The overall trend is a "pronounced" thinning - by 100-150m in most of the glacier outlets, by much less in between them.
In parallel, the glacier snouts have retreated by up to 12km.
Within that there is a lot of variation, with many examples where one glacier has thinned much more than its neighbour.
About three-quarters of the ice mass lost across the northwest region during the second period of rapid decline - 2005-10 - occurred in the coastal zone.
The researchers were able to show that there was a relatively stable spell in between the two periods of rapid loss, and suggest that this part of Greenland may be entering another stable interlude.
Until the long-term pattern is resolved, they suggest, it will not be possible to forecast sea level rise from Greenland's water store with any accuracy.

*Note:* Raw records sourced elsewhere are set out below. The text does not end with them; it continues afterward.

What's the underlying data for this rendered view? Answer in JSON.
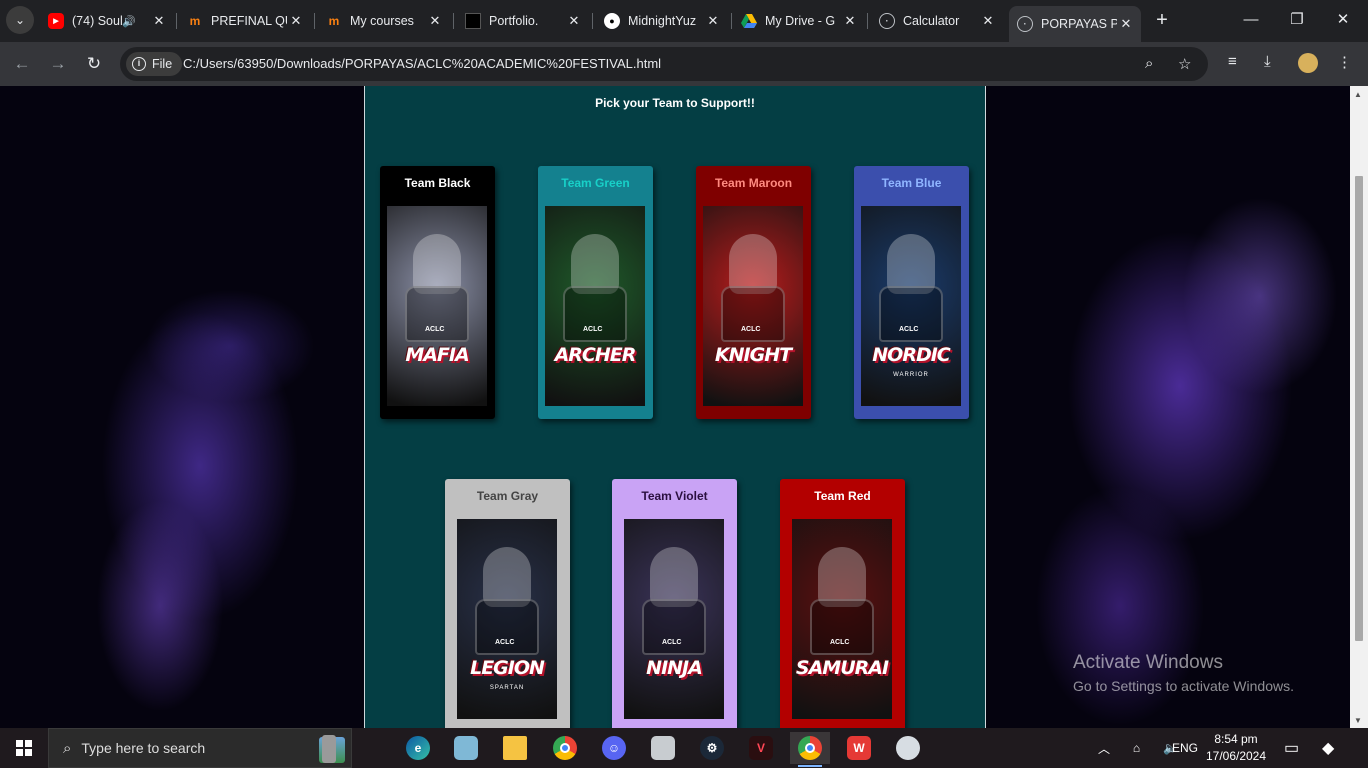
{
  "browser": {
    "tabs": [
      {
        "title": "(74) Soul",
        "icon": "youtube-icon",
        "audio": true
      },
      {
        "title": "PREFINAL QU",
        "icon": "moodle-icon"
      },
      {
        "title": "My courses",
        "icon": "moodle-icon"
      },
      {
        "title": "Portfolio.",
        "icon": "portfolio-icon"
      },
      {
        "title": "MidnightYuz",
        "icon": "github-icon"
      },
      {
        "title": "My Drive - G",
        "icon": "google-drive-icon"
      },
      {
        "title": "Calculator",
        "icon": "globe-icon"
      },
      {
        "title": "PORPAYAS P",
        "icon": "globe-icon",
        "active": true
      }
    ],
    "file_chip": "File",
    "url": "C:/Users/63950/Downloads/PORPAYAS/ACLC%20ACADEMIC%20FESTIVAL.html"
  },
  "page": {
    "heading": "Pick your Team to Support!!",
    "teams": [
      {
        "name": "Team Black",
        "mascot": "MAFIA",
        "card_color": "#000000",
        "text_color": "#ffffff",
        "art_color": "#8a8fa6"
      },
      {
        "name": "Team Green",
        "mascot": "ARCHER",
        "card_color": "#14818f",
        "text_color": "#18d0c8",
        "art_color": "#1f5a2a"
      },
      {
        "name": "Team Maroon",
        "mascot": "KNIGHT",
        "card_color": "#7f0000",
        "text_color": "#ff8a80",
        "art_color": "#b71c1c"
      },
      {
        "name": "Team Blue",
        "mascot": "NORDIC",
        "card_color": "#3b4fad",
        "text_color": "#8fb5ff",
        "art_color": "#1a3b6b"
      },
      {
        "name": "Team Gray",
        "mascot": "LEGION",
        "card_color": "#c0c0c0",
        "text_color": "#444444",
        "art_color": "#283048"
      },
      {
        "name": "Team Violet",
        "mascot": "NINJA",
        "card_color": "#c9a3f5",
        "text_color": "#2b1040",
        "art_color": "#3a3358"
      },
      {
        "name": "Team Red",
        "mascot": "SAMURAI",
        "card_color": "#b30000",
        "text_color": "#ffffff",
        "art_color": "#5a1010"
      }
    ],
    "mascot_subtitles": {
      "NORDIC": "WARRIOR",
      "LEGION": "SPARTAN"
    },
    "aclc": "ACLC"
  },
  "watermark": {
    "title": "Activate Windows",
    "subtitle": "Go to Settings to activate Windows."
  },
  "taskbar": {
    "search_placeholder": "Type here to search",
    "language": "ENG",
    "time": "8:54 pm",
    "date": "17/06/2024"
  }
}
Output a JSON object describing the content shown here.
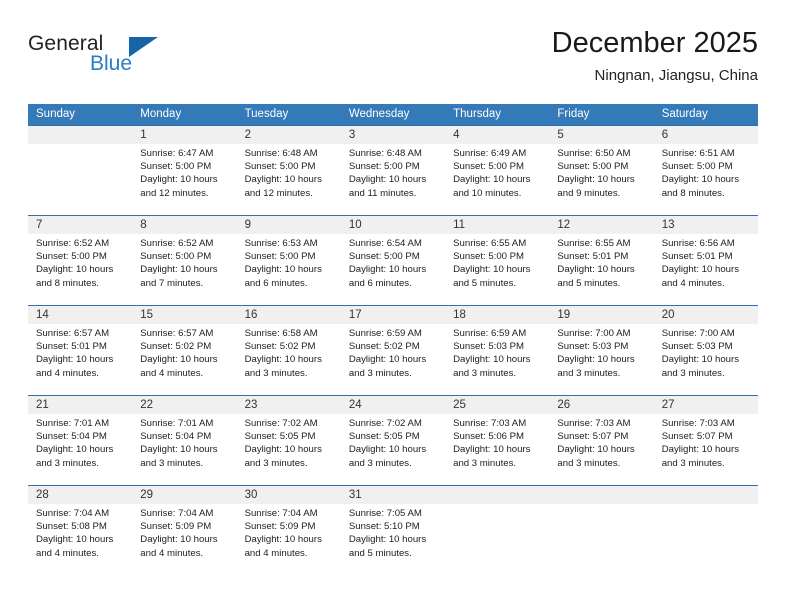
{
  "brand": {
    "name_part1": "General",
    "name_part2": "Blue"
  },
  "header": {
    "title": "December 2025",
    "subtitle": "Ningnan, Jiangsu, China"
  },
  "colors": {
    "header_blue": "#3479b8",
    "row_divider_blue": "#2e70b0",
    "day_band_gray": "#f0f0f0",
    "brand_blue": "#2b7cc4",
    "brand_triangle": "#1565a8"
  },
  "weekdays": [
    "Sunday",
    "Monday",
    "Tuesday",
    "Wednesday",
    "Thursday",
    "Friday",
    "Saturday"
  ],
  "weeks": [
    [
      {
        "day": "",
        "sunrise": "",
        "sunset": "",
        "daylight_line1": "",
        "daylight_line2": ""
      },
      {
        "day": "1",
        "sunrise": "Sunrise: 6:47 AM",
        "sunset": "Sunset: 5:00 PM",
        "daylight_line1": "Daylight: 10 hours",
        "daylight_line2": "and 12 minutes."
      },
      {
        "day": "2",
        "sunrise": "Sunrise: 6:48 AM",
        "sunset": "Sunset: 5:00 PM",
        "daylight_line1": "Daylight: 10 hours",
        "daylight_line2": "and 12 minutes."
      },
      {
        "day": "3",
        "sunrise": "Sunrise: 6:48 AM",
        "sunset": "Sunset: 5:00 PM",
        "daylight_line1": "Daylight: 10 hours",
        "daylight_line2": "and 11 minutes."
      },
      {
        "day": "4",
        "sunrise": "Sunrise: 6:49 AM",
        "sunset": "Sunset: 5:00 PM",
        "daylight_line1": "Daylight: 10 hours",
        "daylight_line2": "and 10 minutes."
      },
      {
        "day": "5",
        "sunrise": "Sunrise: 6:50 AM",
        "sunset": "Sunset: 5:00 PM",
        "daylight_line1": "Daylight: 10 hours",
        "daylight_line2": "and 9 minutes."
      },
      {
        "day": "6",
        "sunrise": "Sunrise: 6:51 AM",
        "sunset": "Sunset: 5:00 PM",
        "daylight_line1": "Daylight: 10 hours",
        "daylight_line2": "and 8 minutes."
      }
    ],
    [
      {
        "day": "7",
        "sunrise": "Sunrise: 6:52 AM",
        "sunset": "Sunset: 5:00 PM",
        "daylight_line1": "Daylight: 10 hours",
        "daylight_line2": "and 8 minutes."
      },
      {
        "day": "8",
        "sunrise": "Sunrise: 6:52 AM",
        "sunset": "Sunset: 5:00 PM",
        "daylight_line1": "Daylight: 10 hours",
        "daylight_line2": "and 7 minutes."
      },
      {
        "day": "9",
        "sunrise": "Sunrise: 6:53 AM",
        "sunset": "Sunset: 5:00 PM",
        "daylight_line1": "Daylight: 10 hours",
        "daylight_line2": "and 6 minutes."
      },
      {
        "day": "10",
        "sunrise": "Sunrise: 6:54 AM",
        "sunset": "Sunset: 5:00 PM",
        "daylight_line1": "Daylight: 10 hours",
        "daylight_line2": "and 6 minutes."
      },
      {
        "day": "11",
        "sunrise": "Sunrise: 6:55 AM",
        "sunset": "Sunset: 5:00 PM",
        "daylight_line1": "Daylight: 10 hours",
        "daylight_line2": "and 5 minutes."
      },
      {
        "day": "12",
        "sunrise": "Sunrise: 6:55 AM",
        "sunset": "Sunset: 5:01 PM",
        "daylight_line1": "Daylight: 10 hours",
        "daylight_line2": "and 5 minutes."
      },
      {
        "day": "13",
        "sunrise": "Sunrise: 6:56 AM",
        "sunset": "Sunset: 5:01 PM",
        "daylight_line1": "Daylight: 10 hours",
        "daylight_line2": "and 4 minutes."
      }
    ],
    [
      {
        "day": "14",
        "sunrise": "Sunrise: 6:57 AM",
        "sunset": "Sunset: 5:01 PM",
        "daylight_line1": "Daylight: 10 hours",
        "daylight_line2": "and 4 minutes."
      },
      {
        "day": "15",
        "sunrise": "Sunrise: 6:57 AM",
        "sunset": "Sunset: 5:02 PM",
        "daylight_line1": "Daylight: 10 hours",
        "daylight_line2": "and 4 minutes."
      },
      {
        "day": "16",
        "sunrise": "Sunrise: 6:58 AM",
        "sunset": "Sunset: 5:02 PM",
        "daylight_line1": "Daylight: 10 hours",
        "daylight_line2": "and 3 minutes."
      },
      {
        "day": "17",
        "sunrise": "Sunrise: 6:59 AM",
        "sunset": "Sunset: 5:02 PM",
        "daylight_line1": "Daylight: 10 hours",
        "daylight_line2": "and 3 minutes."
      },
      {
        "day": "18",
        "sunrise": "Sunrise: 6:59 AM",
        "sunset": "Sunset: 5:03 PM",
        "daylight_line1": "Daylight: 10 hours",
        "daylight_line2": "and 3 minutes."
      },
      {
        "day": "19",
        "sunrise": "Sunrise: 7:00 AM",
        "sunset": "Sunset: 5:03 PM",
        "daylight_line1": "Daylight: 10 hours",
        "daylight_line2": "and 3 minutes."
      },
      {
        "day": "20",
        "sunrise": "Sunrise: 7:00 AM",
        "sunset": "Sunset: 5:03 PM",
        "daylight_line1": "Daylight: 10 hours",
        "daylight_line2": "and 3 minutes."
      }
    ],
    [
      {
        "day": "21",
        "sunrise": "Sunrise: 7:01 AM",
        "sunset": "Sunset: 5:04 PM",
        "daylight_line1": "Daylight: 10 hours",
        "daylight_line2": "and 3 minutes."
      },
      {
        "day": "22",
        "sunrise": "Sunrise: 7:01 AM",
        "sunset": "Sunset: 5:04 PM",
        "daylight_line1": "Daylight: 10 hours",
        "daylight_line2": "and 3 minutes."
      },
      {
        "day": "23",
        "sunrise": "Sunrise: 7:02 AM",
        "sunset": "Sunset: 5:05 PM",
        "daylight_line1": "Daylight: 10 hours",
        "daylight_line2": "and 3 minutes."
      },
      {
        "day": "24",
        "sunrise": "Sunrise: 7:02 AM",
        "sunset": "Sunset: 5:05 PM",
        "daylight_line1": "Daylight: 10 hours",
        "daylight_line2": "and 3 minutes."
      },
      {
        "day": "25",
        "sunrise": "Sunrise: 7:03 AM",
        "sunset": "Sunset: 5:06 PM",
        "daylight_line1": "Daylight: 10 hours",
        "daylight_line2": "and 3 minutes."
      },
      {
        "day": "26",
        "sunrise": "Sunrise: 7:03 AM",
        "sunset": "Sunset: 5:07 PM",
        "daylight_line1": "Daylight: 10 hours",
        "daylight_line2": "and 3 minutes."
      },
      {
        "day": "27",
        "sunrise": "Sunrise: 7:03 AM",
        "sunset": "Sunset: 5:07 PM",
        "daylight_line1": "Daylight: 10 hours",
        "daylight_line2": "and 3 minutes."
      }
    ],
    [
      {
        "day": "28",
        "sunrise": "Sunrise: 7:04 AM",
        "sunset": "Sunset: 5:08 PM",
        "daylight_line1": "Daylight: 10 hours",
        "daylight_line2": "and 4 minutes."
      },
      {
        "day": "29",
        "sunrise": "Sunrise: 7:04 AM",
        "sunset": "Sunset: 5:09 PM",
        "daylight_line1": "Daylight: 10 hours",
        "daylight_line2": "and 4 minutes."
      },
      {
        "day": "30",
        "sunrise": "Sunrise: 7:04 AM",
        "sunset": "Sunset: 5:09 PM",
        "daylight_line1": "Daylight: 10 hours",
        "daylight_line2": "and 4 minutes."
      },
      {
        "day": "31",
        "sunrise": "Sunrise: 7:05 AM",
        "sunset": "Sunset: 5:10 PM",
        "daylight_line1": "Daylight: 10 hours",
        "daylight_line2": "and 5 minutes."
      },
      {
        "day": "",
        "sunrise": "",
        "sunset": "",
        "daylight_line1": "",
        "daylight_line2": ""
      },
      {
        "day": "",
        "sunrise": "",
        "sunset": "",
        "daylight_line1": "",
        "daylight_line2": ""
      },
      {
        "day": "",
        "sunrise": "",
        "sunset": "",
        "daylight_line1": "",
        "daylight_line2": ""
      }
    ]
  ]
}
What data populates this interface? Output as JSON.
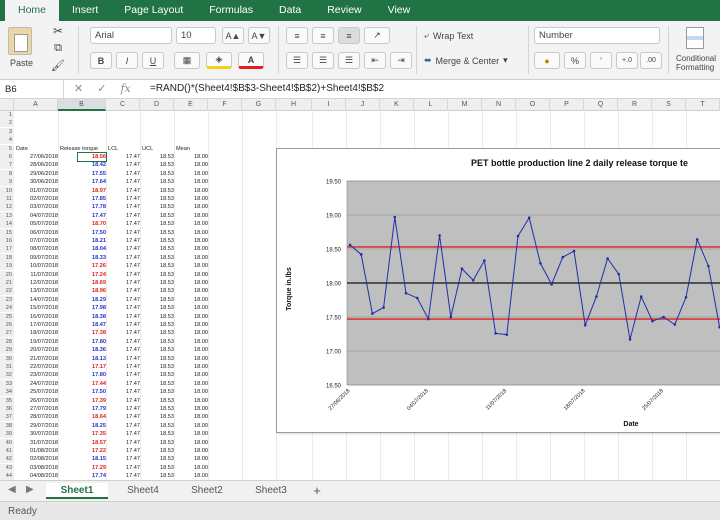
{
  "ribbon_tabs": [
    "Home",
    "Insert",
    "Page Layout",
    "Formulas",
    "Data",
    "Review",
    "View"
  ],
  "ribbon": {
    "paste": "Paste",
    "font": "Arial",
    "size": "10",
    "wrap": "Wrap Text",
    "merge": "Merge & Center",
    "numfmt": "Number",
    "cond": "Conditional Formatting",
    "bold": "B",
    "italic": "I",
    "underline": "U",
    "inc_font": "A▲",
    "dec_font": "A▼",
    "percent": "%",
    "comma": "’"
  },
  "namebox": "B6",
  "formula": "=RAND()*(Sheet4!$B$3-Sheet4!$B$2)+Sheet4!$B$2",
  "columns": [
    "A",
    "B",
    "C",
    "D",
    "E",
    "F",
    "G",
    "H",
    "I",
    "J",
    "K",
    "L",
    "M",
    "N",
    "O",
    "P",
    "Q",
    "R",
    "S",
    "T"
  ],
  "headers": {
    "date": "Date",
    "torque": "Release torque",
    "lcl": "LCL",
    "ucl": "UCL",
    "mean": "Mean"
  },
  "lcl": "17.47",
  "ucl": "18.53",
  "mean": "18.00",
  "rows": [
    {
      "date": "27/06/2018",
      "v": "18.56",
      "red": true
    },
    {
      "date": "28/06/2018",
      "v": "18.42",
      "red": false
    },
    {
      "date": "29/06/2018",
      "v": "17.55",
      "red": false
    },
    {
      "date": "30/06/2018",
      "v": "17.64",
      "red": false
    },
    {
      "date": "01/07/2018",
      "v": "18.97",
      "red": true
    },
    {
      "date": "02/07/2018",
      "v": "17.85",
      "red": false
    },
    {
      "date": "03/07/2018",
      "v": "17.78",
      "red": false
    },
    {
      "date": "04/07/2018",
      "v": "17.47",
      "red": false
    },
    {
      "date": "05/07/2018",
      "v": "18.70",
      "red": true
    },
    {
      "date": "06/07/2018",
      "v": "17.50",
      "red": false
    },
    {
      "date": "07/07/2018",
      "v": "18.21",
      "red": false
    },
    {
      "date": "08/07/2018",
      "v": "18.04",
      "red": false
    },
    {
      "date": "09/07/2018",
      "v": "18.33",
      "red": false
    },
    {
      "date": "10/07/2018",
      "v": "17.26",
      "red": true
    },
    {
      "date": "11/07/2018",
      "v": "17.24",
      "red": true
    },
    {
      "date": "12/07/2018",
      "v": "18.69",
      "red": true
    },
    {
      "date": "13/07/2018",
      "v": "18.96",
      "red": true
    },
    {
      "date": "14/07/2018",
      "v": "18.29",
      "red": false
    },
    {
      "date": "15/07/2018",
      "v": "17.98",
      "red": false
    },
    {
      "date": "16/07/2018",
      "v": "18.38",
      "red": false
    },
    {
      "date": "17/07/2018",
      "v": "18.47",
      "red": false
    },
    {
      "date": "18/07/2018",
      "v": "17.38",
      "red": true
    },
    {
      "date": "19/07/2018",
      "v": "17.80",
      "red": false
    },
    {
      "date": "20/07/2018",
      "v": "18.36",
      "red": false
    },
    {
      "date": "21/07/2018",
      "v": "18.13",
      "red": false
    },
    {
      "date": "22/07/2018",
      "v": "17.17",
      "red": true
    },
    {
      "date": "23/07/2018",
      "v": "17.80",
      "red": false
    },
    {
      "date": "24/07/2018",
      "v": "17.44",
      "red": true
    },
    {
      "date": "25/07/2018",
      "v": "17.50",
      "red": false
    },
    {
      "date": "26/07/2018",
      "v": "17.39",
      "red": true
    },
    {
      "date": "27/07/2018",
      "v": "17.79",
      "red": false
    },
    {
      "date": "28/07/2018",
      "v": "18.64",
      "red": true
    },
    {
      "date": "29/07/2018",
      "v": "18.25",
      "red": false
    },
    {
      "date": "30/07/2018",
      "v": "17.35",
      "red": true
    },
    {
      "date": "31/07/2018",
      "v": "18.57",
      "red": true
    },
    {
      "date": "01/08/2018",
      "v": "17.22",
      "red": true
    },
    {
      "date": "02/08/2018",
      "v": "18.15",
      "red": false
    },
    {
      "date": "03/08/2018",
      "v": "17.29",
      "red": true
    },
    {
      "date": "04/08/2018",
      "v": "17.74",
      "red": false
    }
  ],
  "chart_data": {
    "type": "line",
    "title": "PET bottle production line 2 daily release torque te",
    "xlabel": "Date",
    "ylabel": "Torque in.lbs",
    "ylim": [
      16.5,
      19.5
    ],
    "yticks": [
      "19.50",
      "19.00",
      "18.50",
      "18.00",
      "17.50",
      "17.00",
      "16.50"
    ],
    "xticks": [
      "27/06/2018",
      "04/07/2018",
      "11/07/2018",
      "18/07/2018",
      "25/07/2018"
    ],
    "series": [
      {
        "values": [
          18.56,
          18.42,
          17.55,
          17.64,
          18.97,
          17.85,
          17.78,
          17.47,
          18.7,
          17.5,
          18.21,
          18.04,
          18.33,
          17.26,
          17.24,
          18.69,
          18.96,
          18.29,
          17.98,
          18.38,
          18.47,
          17.38,
          17.8,
          18.36,
          18.13,
          17.17,
          17.8,
          17.44,
          17.5,
          17.39,
          17.79,
          18.64,
          18.25,
          17.35
        ]
      }
    ],
    "lcl": 17.47,
    "ucl": 18.53,
    "mean": 18.0
  },
  "sheets": [
    "Sheet1",
    "Sheet4",
    "Sheet2",
    "Sheet3"
  ],
  "add_sheet": "+",
  "status": "Ready"
}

"These variations in the amount of thinning that we are able to document since the 1980s make it difficult to predict how much the world's oceans will rise over a longer period of time - a century for instance - as a result of Greenland glacial melt-water runoff," said study leader Prof Kurt Kjaer of the University of Copenhagen.
"However, it is certain that many of the present calculations and computer models of ice sheet conditions that built upon a short range of years since 2000 must be reassessed.
"It is too early to proclaim the 'ice sheet's future doom' and subsequent contribution to serious water problems for the world."
However, they conclude, it is likely that the Greenland ice is "becoming more sensitive" to rises in air temperature.
One avenue the Danish team wants to explore is extending the analysis further back in time using aerial photos, possibly as far back as the 1930s.